Lindsey: "Only 48 percent of the Class of 1997 scored at least 510 for verbal and math on the SATs -- the minimum required for admission to the University of Hawaii."

Chun: The statement implies poor performance and ignores the improved scores of graduates since 1981 and the number of seniors taking the College Board SATs.

In 1997, 100 percent of the class took the exam, compared to 84 percent in 1981. Beginning with the Class of 1996, all Kamehameha students are required to take the SAT. More students taking the exam decreases the mean scores.

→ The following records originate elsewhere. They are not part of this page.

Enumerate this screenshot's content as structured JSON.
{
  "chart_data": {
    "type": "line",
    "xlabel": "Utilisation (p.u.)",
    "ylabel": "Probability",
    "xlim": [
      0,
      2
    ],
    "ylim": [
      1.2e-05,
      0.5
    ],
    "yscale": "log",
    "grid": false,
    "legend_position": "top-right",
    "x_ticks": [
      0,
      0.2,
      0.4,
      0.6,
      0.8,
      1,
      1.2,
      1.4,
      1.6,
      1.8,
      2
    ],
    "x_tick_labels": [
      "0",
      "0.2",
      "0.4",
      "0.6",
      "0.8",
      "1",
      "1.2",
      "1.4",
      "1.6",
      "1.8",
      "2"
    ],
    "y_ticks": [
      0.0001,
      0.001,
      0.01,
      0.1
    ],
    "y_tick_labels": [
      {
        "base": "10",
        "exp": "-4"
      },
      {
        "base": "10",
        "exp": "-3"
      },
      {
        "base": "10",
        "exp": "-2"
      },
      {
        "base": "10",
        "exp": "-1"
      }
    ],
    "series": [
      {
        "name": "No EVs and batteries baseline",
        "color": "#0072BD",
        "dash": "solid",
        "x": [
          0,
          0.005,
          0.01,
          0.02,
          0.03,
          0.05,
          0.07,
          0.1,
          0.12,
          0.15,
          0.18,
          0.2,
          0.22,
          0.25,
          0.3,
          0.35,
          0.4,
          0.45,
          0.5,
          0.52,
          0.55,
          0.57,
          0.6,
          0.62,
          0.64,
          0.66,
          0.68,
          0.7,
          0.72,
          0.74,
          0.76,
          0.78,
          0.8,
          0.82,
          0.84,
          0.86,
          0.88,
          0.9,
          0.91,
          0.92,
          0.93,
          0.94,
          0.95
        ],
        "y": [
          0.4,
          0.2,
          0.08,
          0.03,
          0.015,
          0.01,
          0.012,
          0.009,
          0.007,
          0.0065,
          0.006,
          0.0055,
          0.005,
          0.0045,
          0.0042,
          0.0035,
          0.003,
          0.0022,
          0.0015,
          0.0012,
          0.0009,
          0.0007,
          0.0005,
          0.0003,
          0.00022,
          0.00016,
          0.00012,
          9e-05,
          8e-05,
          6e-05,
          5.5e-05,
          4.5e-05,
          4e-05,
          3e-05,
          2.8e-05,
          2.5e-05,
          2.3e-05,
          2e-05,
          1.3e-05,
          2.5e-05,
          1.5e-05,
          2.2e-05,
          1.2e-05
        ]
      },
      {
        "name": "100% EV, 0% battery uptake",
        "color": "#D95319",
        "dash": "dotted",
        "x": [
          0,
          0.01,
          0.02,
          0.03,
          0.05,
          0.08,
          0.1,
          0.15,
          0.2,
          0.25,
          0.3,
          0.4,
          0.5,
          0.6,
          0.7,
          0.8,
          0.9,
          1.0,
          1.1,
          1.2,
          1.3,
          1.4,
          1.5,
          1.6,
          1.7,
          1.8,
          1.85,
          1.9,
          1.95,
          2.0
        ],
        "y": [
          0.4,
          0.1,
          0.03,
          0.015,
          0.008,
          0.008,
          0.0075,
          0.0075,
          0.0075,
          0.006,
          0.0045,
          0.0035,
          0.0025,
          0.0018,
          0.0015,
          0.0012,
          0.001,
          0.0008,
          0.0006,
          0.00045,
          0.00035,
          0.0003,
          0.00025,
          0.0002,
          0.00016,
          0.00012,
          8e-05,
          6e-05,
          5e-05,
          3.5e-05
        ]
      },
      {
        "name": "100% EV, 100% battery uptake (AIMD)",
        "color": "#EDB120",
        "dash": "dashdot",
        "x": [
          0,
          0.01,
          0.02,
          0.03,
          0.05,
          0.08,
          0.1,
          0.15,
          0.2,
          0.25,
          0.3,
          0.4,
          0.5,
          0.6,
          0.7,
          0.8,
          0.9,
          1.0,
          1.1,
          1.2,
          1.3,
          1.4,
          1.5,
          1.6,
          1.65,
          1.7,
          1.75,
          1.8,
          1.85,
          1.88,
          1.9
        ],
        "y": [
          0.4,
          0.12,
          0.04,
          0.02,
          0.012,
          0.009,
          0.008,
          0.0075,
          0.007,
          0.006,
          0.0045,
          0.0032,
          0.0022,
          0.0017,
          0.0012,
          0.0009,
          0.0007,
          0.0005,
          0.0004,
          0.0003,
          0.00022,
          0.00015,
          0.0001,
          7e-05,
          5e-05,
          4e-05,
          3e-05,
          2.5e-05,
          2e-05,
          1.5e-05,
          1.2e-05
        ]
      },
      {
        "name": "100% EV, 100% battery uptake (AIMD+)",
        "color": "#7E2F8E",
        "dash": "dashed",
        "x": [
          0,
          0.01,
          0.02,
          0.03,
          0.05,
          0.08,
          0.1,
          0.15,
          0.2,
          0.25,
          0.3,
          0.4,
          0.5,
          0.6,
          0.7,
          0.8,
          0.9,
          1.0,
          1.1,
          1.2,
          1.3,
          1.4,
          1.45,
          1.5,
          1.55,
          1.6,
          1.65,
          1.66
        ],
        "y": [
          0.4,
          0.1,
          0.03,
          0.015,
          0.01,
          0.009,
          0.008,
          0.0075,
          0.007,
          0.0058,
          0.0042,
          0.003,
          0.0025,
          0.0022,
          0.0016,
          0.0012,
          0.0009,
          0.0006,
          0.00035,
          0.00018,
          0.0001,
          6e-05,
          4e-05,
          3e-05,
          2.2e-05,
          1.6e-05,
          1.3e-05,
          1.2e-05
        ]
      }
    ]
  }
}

"We are certainly not content with the successes we have achieved to date and are making further changes in our program that will lead to increases in the numbers of students who do meet the University of Hawaii SAT I criterion."

A March 1997 report from the UH Office of Admissions showed 58 of 100 students who had applied met the SAT guidelines. Of the 42 who did not, 27 were accepted after a "pending" status, nine were still "pending" and six were denied.

Since 1987, average SAT verbal and math scores for Kamehameha seniors have been at or above the national average and well above the Hawaii average.


Lindsey: "Many Kamehameha Schools sixth-graders score lower than DOE and other private school students on the Kamehameha Schools seventh-grade admissions test. In 1995, 38 Kamehameha sixth-graders could not pass the test to continue to the seventh grade."

Chun: Students admitted via the lottery system since it began in 1979 entered with varying abilities, so could not fairly compete with the best and brightest from outside schools applying as seventh-graders to Kamehameha.

Kamehameha Elementary students, however, on average fared better than non-Kamehameha students applying to the seventh grade. On average, one in three and, later, one in two Kamehameha sixth-graders were accepted, compared to one in seven non-Kamehameha students. In 1995 the KSBE trustees decided to admit all Kamehameha sixth-graders.

Scores recently released for the first group of competitively admitted sixth-graders applying to the seventh grade showed average scores in the 86, or "above average," percentile, said Kathleen Kukea, coordinator of curriculum and instruction for the secondary schools. Last year lottery students scored in the 60 percentile.

"Did the program turn around overnight?" said Kukea. "No, it's a different population of kids."


Lindsey: "Kamehameha Schools releases 80 to 100 students each school year -- many who cannot meet academic requirements and are let go rather than given remedial help."

Chun: Students leave Kamehameha for varied reasons and are never summarily dismissed for academic reasons.

Of the 89 who left in the 1995-96 school year, 48 left at their parents' request, 12 of those for academic reasons. Forty-one were released by the school: three for academic problems; 38 for disciplinary problems, mainly violations of the school's zero-tolerance policy on theft and drugs and alcohol.

The school makes "every effort" to assist failing students before releasing them for academic reasons. Steps include remedial courses with smaller class sizes; earlier identification of and help for students having difficulties; requiring study hall during free periods; mandatory tutorial sessions; parent conferences; and assigning teachers or "senior sponsors" to a senior at risk of not graduating.


Lindsey: "More than 30 graduates from the Class of 1997 can barely read, based on results of the 1997 SAT 9."

Chun: Of 442 students, 31 received "below average" reading comprehension scores, but the scores do not accurately depict actual skill. There was no correlation between the scores received on the SAT 9 and their grade point averages or College Board scores. Teachers who helped with the testing noted the students seemed to be "fooling around."

Retesting of juniors and seniors who scored average to below average showed "remarkable improvement" after taking the test more seriously. Only three of 61 retested in reading scored below average, and only one of 23 retested in math scored below average.